İnsanın Anlam Arayışı Kitabından 68 Alıntı

Feyza Betül Bal
8 min readFeb 29, 2024

--

NOT: Alıntıların sonunda parantez içindeki sayılar, alıntının bulunduğu sayfa numaralarıdır. Lakin farklı yayınevi basımlarında sayfa sayıları farklılık gösterebilir. Benim okuduğum kitap başta bulunan resimdekidir.

💜 İYİ OKUMALAR 💜

1. Yaşamak acı çekmektir ve hayatta kalmak acıda bir anlam bulmak demektir. Yaşamın anlamı varsa, ısdırap ve ölümün de anlamı vardır ancak kimse bir diğerine bu amacın ne olduğunu söyleyemez. Herkes bu anlamı kendi bulmalıdır ve bu cevabın gerektirdiği sorumluluğu kabul etmelidir. Bunu başaran insan tüm aşağılayıcı durumlara rağmen büyümeye devam edecektir. (11)

2. Yaşamak için bir nedeni olan insan her türlü nasıla katlanabilir. — Nietzsche — (11)

3. Muhabir: Kitabınız gerçekten çok satan oldu, bu başarı ile ilgili ne düşünüyorsunuz?

Dr. Frankl: Kendi hesabıma kitabımın çok satan olmasını kendi başarım ve kazancım olmasından çok çağımızın sefaleti olarak görüyorum: Yüz binlerce insan, adı hayatta anlam bulma arayışı olan bu kitabı alıyorsa, bu sorunu saç diplerine kadar hissediyor demektir. (13)

4. Başarıyı amaçlamayın; bunu ne kadar amaçlayıp hedef haline getirirseniz, elinizden o kadar kolay kaçırırsınız. Mutluluk gibi başarı da kovalanamaz: Kendisi ortaya çıkmalı ve bu sadece insanın kendisinden daha büyük bir davaya bağlanmasıyla veya insanın kendisinin dışında bir insana tesliminin yan etkisi olarak gerçekleşebilir. Mutluluk kendiliğinden ortaya çıkmalıdır ve aynısı başarı içinde geçerlidir; onu önemsemeyerek ortaya çıkmasına izin vermelisiniz. Vicdanınızın size dikte ettiğini dinlemenizi ve bunu bilginize en yüksek seviyede kullanarak takip etmenizi istiyorum. Bu sayede uzun vadede bunu görebilirsiniz. Uzun vadede başarı sizi takip edecektir çünkü onu düşünmeyi unuttunuz.
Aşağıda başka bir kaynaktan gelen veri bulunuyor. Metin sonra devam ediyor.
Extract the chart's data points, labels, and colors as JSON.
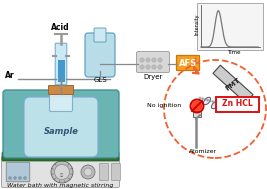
{
  "bg_color": "#ffffff",
  "bottom_text": "Water bath with magnetic stirring",
  "labels": {
    "acid": "Acid",
    "ar": "Ar",
    "gls": "GLS",
    "dryer": "Dryer",
    "afs": "AFS",
    "sample": "Sample",
    "no_ignition": "No ignition",
    "atomizer": "Atomizer",
    "zn_hcl": "Zn HCL",
    "pmt": "PMT",
    "intensity": "Intensity",
    "time": "Time"
  },
  "colors": {
    "syringe_body": "#cce8f4",
    "syringe_liquid": "#4499cc",
    "syringe_plunger": "#aaaaaa",
    "gls_body": "#b8dde8",
    "gls_neck": "#cce8f0",
    "dryer_fill": "#d8d8d8",
    "dryer_dot": "#aaaaaa",
    "afs_box": "#f5a020",
    "afs_text": "#ffffff",
    "water_fill": "#6ab4b4",
    "water_edge": "#3d8888",
    "green_platform": "#2e6e2e",
    "stirrer_body": "#e2e2e2",
    "stirrer_edge": "#999999",
    "screen_fill": "#b0c8d8",
    "flask_body": "#c8e8f0",
    "flask_edge": "#7aaccc",
    "cork_fill": "#cc8844",
    "cork_edge": "#996633",
    "tube_color": "#888888",
    "dashed_circle": "#f06030",
    "pmt_fill": "#cccccc",
    "pmt_edge": "#444444",
    "lens_fill": "#e8e8ff",
    "zn_hcl_text": "#dd1111",
    "zn_hcl_edge": "#dd1111",
    "no_ign_red": "#cc0000",
    "arrow_color": "#f06030",
    "graph_bg": "#f5f5f5",
    "graph_edge": "#aaaaaa",
    "graph_line": "#777777",
    "bottom_text_color": "#111111"
  }
}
5. Psikiyatride “af yanılsaması” adı verilen bir durum vardır. İdama mahkum edilmiş bir insan infazından kısa bir süre önce bile son dakikada affedilebileceği yanılsamasına kapılır. (24)

6. Mantığını kaybetmene yol açan şeyler vardır ya da kaybedecek bir mantığın yoktur. — Lessing — (33)

7. Anormal bir duruma anormal bir tepki normal bir davranıştır. (33)

8. İz bırakmayan bir darbe, başka bir durumda iz bırakan bir darbeden daha çok acıtabilir. (37)

9. Dayakların en acı verici yanı içinde barındırdığı hakarettir. (37)

10. Vae victis : Mağlup olan kahrolsun. (48)

11. Gerçek ya da değil, bakışları o sırada doğmakta olan güneşten daha parlaktı. (50)

12. Hayatımda ilk defa bir çok ozanın söyledği, onca düşüürün nihai bilgelik olarak öne sürdüğü hakikati gördüm. Hakikat şuydu; sevgi, insanın ulaşabileceği en yüksek ve en büyük hedefti. O anda, insan şiirinin, insan düşünce ve inancının ayırt ettiğği en büyük sırra haiz oldum: İnsanın kurtuluşu sevgiyle ve sevgidedir. Elinde hçbir şeyi kalmamış bir insan dahi, kısacık bir an için bile olsa, sevdiğine ilişkin düşüncelerden asıl mutluluk duyabileceğini anladım. (50)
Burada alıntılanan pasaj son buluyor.